Eu não estava particularmente animado nessa manhã. Fazia frio. E eu não gosto muito de frio. A programação do curso de formação para professores poderia ser mais do mesmo: oficinas sobre metodologias ativas, planejamento, ensino híbrido… poderia, mas não foi.
A sala era conhecida, a mesma que trabalho História e Filosofia com meus alunos do Primeiro Ano. Lá fora o sol ameaçava espantar o frio e amenizar o meu tédio momentâneo. Quando a moça entrou, carregando uma cesta de plástico, imaginei que teria algo de diferente nesta manhã. O temor das dinâmicas que nos fazem sair da zona de conforto também faz parte dos meus pesadelos. No entanto, meus temores não se confirmaram. Não havia palco. Nem microfone. Ela se apresentou apenas como Ana. Com voz suave chamou a atenção.
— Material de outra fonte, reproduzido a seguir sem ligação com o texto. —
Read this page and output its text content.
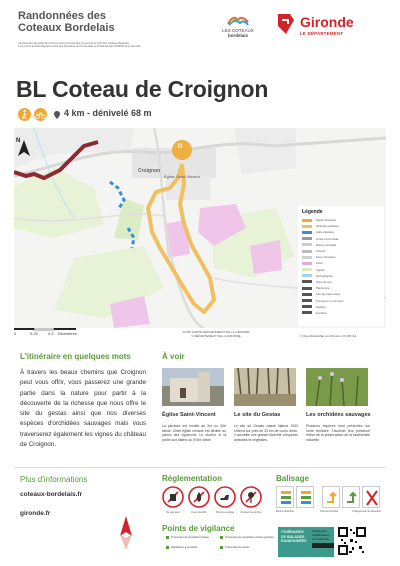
Randonnées des
Coteaux Bordelais
Cet itinéraire fait partie du schéma intercommunal des sentiers de la CdC des Coteaux Bordelais.
Il est inscrit au Plan Départemental des Itinéraires de Promenade et de Randonnée (PDIPR) de la Gironde.
LES COTEAUX
bordelais
Gironde
LE DÉPARTEMENT
BL Coteau de Croignon
4 km - dénivelé 68 m
Croignon
Église Saint-Vincent
D
N
Légende
Départ itinéraire
Itinéraire pédestre
Autre itinéraire
Limite communale
Route principale
Chemin
Zone urbanisée
Forêt
Vignes
Hydrographie
Point de vue
Patrimoine
Aire de pique-nique
Transport en commun
Parking
Fontaine
0	0,25	0,5 Kilomètres	FOND CARTE DÉPARTEMENT DE LA GIRONDE
© DÉPARTEMENT DE LA GIRONDE	© OpenStreetMap contributors, CC-BY-SA
L'itinéraire en quelques mots
À travers les beaux chemins que Croignon peut vous offrir, vous passerez une grande partie dans la nature pour partir à la découverte de la richesse que nous offre le site du gestas ainsi que nos diverses espèces d'orchidées sauvages mais vous traverserez également les vignes du château de Croignon.
À voir
Église Saint-Vincent	Le site du Gestas	Les orchidées sauvages
La paroisse est fondée au XIe ou XIIe siècle. Cette église romane est dédiée au patron des vignerons. Le clocher et la partie sud datent du XVIIe siècle.
Le site du Gestas classé Natura 2000 s'étend sur près de 33 km de cours d'eau. Il accueille une grande diversité d'espèces animales et végétales.
Plusieurs espèces sont présentes sur notre territoire. Favoriser leur présence relève de la préservation de la biodiversité naturelle.
Plus d'informations
coteaux-bordelais.fr
gironde.fr
Réglementation
Ne pas jeter	Feux interdits	Chiens en laisse	Respect de la flore
Points de vigilance
Traversées de propriétés privées	Traversées de propriétés privées agricoles
Habitations à proximité	Traversées de routes
Balisage
Bonne direction	Tourner à droite	Changement de direction
ITINÉRAIRES
DE BALADES
RANDONNÉES
Toutes les
randonnées
sur Gironde
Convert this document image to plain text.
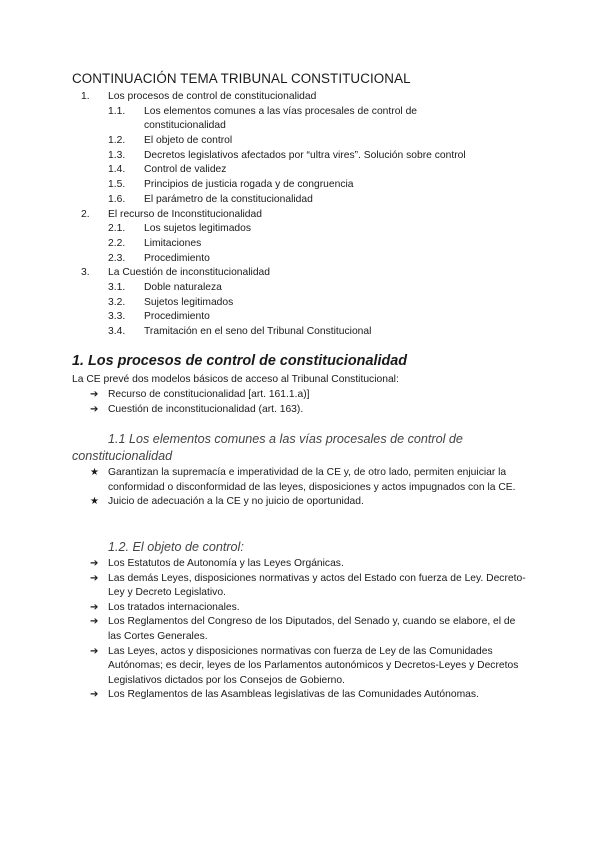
CONTINUACIÓN TEMA TRIBUNAL CONSTITUCIONAL
1. Los procesos de control de constitucionalidad
1.1. Los elementos comunes a las vías procesales de control de
constitucionalidad
1.2. El objeto de control
1.3. Decretos legislativos afectados por “ultra vires”. Solución sobre control
1.4. Control de validez
1.5. Principios de justicia rogada y de congruencia
1.6. El parámetro de la constitucionalidad
2. El recurso de Inconstitucionalidad
2.1. Los sujetos legitimados
2.2. Limitaciones
2.3. Procedimiento
3. La Cuestión de inconstitucionalidad
3.1. Doble naturaleza
3.2. Sujetos legitimados
3.3. Procedimiento
3.4. Tramitación en el seno del Tribunal Constitucional
1. Los procesos de control de constitucionalidad
La CE prevé dos modelos básicos de acceso al Tribunal Constitucional:
➔ Recurso de constitucionalidad [art. 161.1.a)]
➔ Cuestión de inconstitucionalidad (art. 163).
1.1 Los elementos comunes a las vías procesales de control de
constitucionalidad
★ Garantizan la supremacía e imperatividad de la CE y, de otro lado, permiten enjuiciar la conformidad o disconformidad de las leyes, disposiciones y actos impugnados con la CE.
★ Juicio de adecuación a la CE y no juicio de oportunidad.
1.2. El objeto de control:
➔ Los Estatutos de Autonomía y las Leyes Orgánicas.
➔ Las demás Leyes, disposiciones normativas y actos del Estado con fuerza de Ley. Decreto- Ley y Decreto Legislativo.
➔ Los tratados internacionales.
➔ Los Reglamentos del Congreso de los Diputados, del Senado y, cuando se elabore, el de las Cortes Generales.
➔ Las Leyes, actos y disposiciones normativas con fuerza de Ley de las Comunidades Autónomas; es decir, leyes de los Parlamentos autonómicos y Decretos-Leyes y Decretos Legislativos dictados por los Consejos de Gobierno.
➔ Los Reglamentos de las Asambleas legislativas de las Comunidades Autónomas.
Ana tirou da cesta um punhado de objetos, vidros ou plásticos com sementes de raízes, flores secas. “Essas são minhas tintas”, disse com um sorriso. Começou a falar de sua paixão pela descoberta dos conhecimentos ancestrais das tintas extraídas das plantas. Vinda do interior de Mato Grosso do Sul, que tingia os panos com pau-brasil, jenipapo e outras plantas (inclusive mamona) que não consegui memorizar. Enquanto falava, ela demonstrou a transformação das cores através de pequenos experimentos.
Eu prendi a respiração.
Ela explicava como cada cor nascia do atrito entre planta e água, entre fogo e tempo. Mostrou como um tom amarelado surgia do pequi que, como ela disse, uns amam e outros odeiam (não existe meio termo), eu mesmo odeio, como a semente do urucum precisava ser aquecida com óleo para se soltar, como a folha do repolho roxo podia virar azul, rosa ou roxa dependendo do pH. Não era só química — era encantamento. Era ciência com alma.
Fomos convidados a experimentar. Misturamos, pingamos, vimos as cores ganharem tons. Meus colegas, tão acostumados com quadro branco e marcador permanente, estavam maravilhados, bastante admirados, sorrindo como crianças quando saem para o recreio.
Ana nos contava que cada cor carregava uma história. A cor da casca do pau-brasil. O violeta do jenipapo vinha da fruta verde, mas escurecia em contato com a pele como um segredo revelado só com o tempo. “O saber da terra não está nos livros, está nas mãos de quem vive nela”, ela disse. Falando de Manoel de Barros ou de Ailton Krenak, ou dos dois.
Eu a escutava com um nó na garganta. Percebi, ali, que meus alunos sabiam o nome de todos os planetas, mas não reconheciam o cheiro da folha de mamona. Sabiam as cores da Revolução Francesa e da Bandeira dos Estados Unidos, mas não sabiam que o açafrão que coloria o arroz da avó podia virar tinta. Aquela moça, com sua cesta simples e suas mãos manchadas, me ensinava mais sobre educação do que todos os manuais pedagógicos que já li.
Quando a palestra terminou, ela foi aplaudida de imediato. Antes mesmo de terminar a sua palestra e, depois dela falar tanto nos poetas, eu já estava arquitetando esse texto e autografando um dos meus livros para ela. Conhecimento se transmite dessa forma.
Guardei comigo mais essa experiência, mais esse aprendizado. Com certeza mais um lembrete: há saberes que não cabem no quadro negro (ou branco). Há cores que só se revelam quando nos abrimos ao invisível.
Nesse dia, numa pequena sala de aula, descobri que ensinar também é colher raízes. E que toda cor tem sua raiz em algum segredo da terra.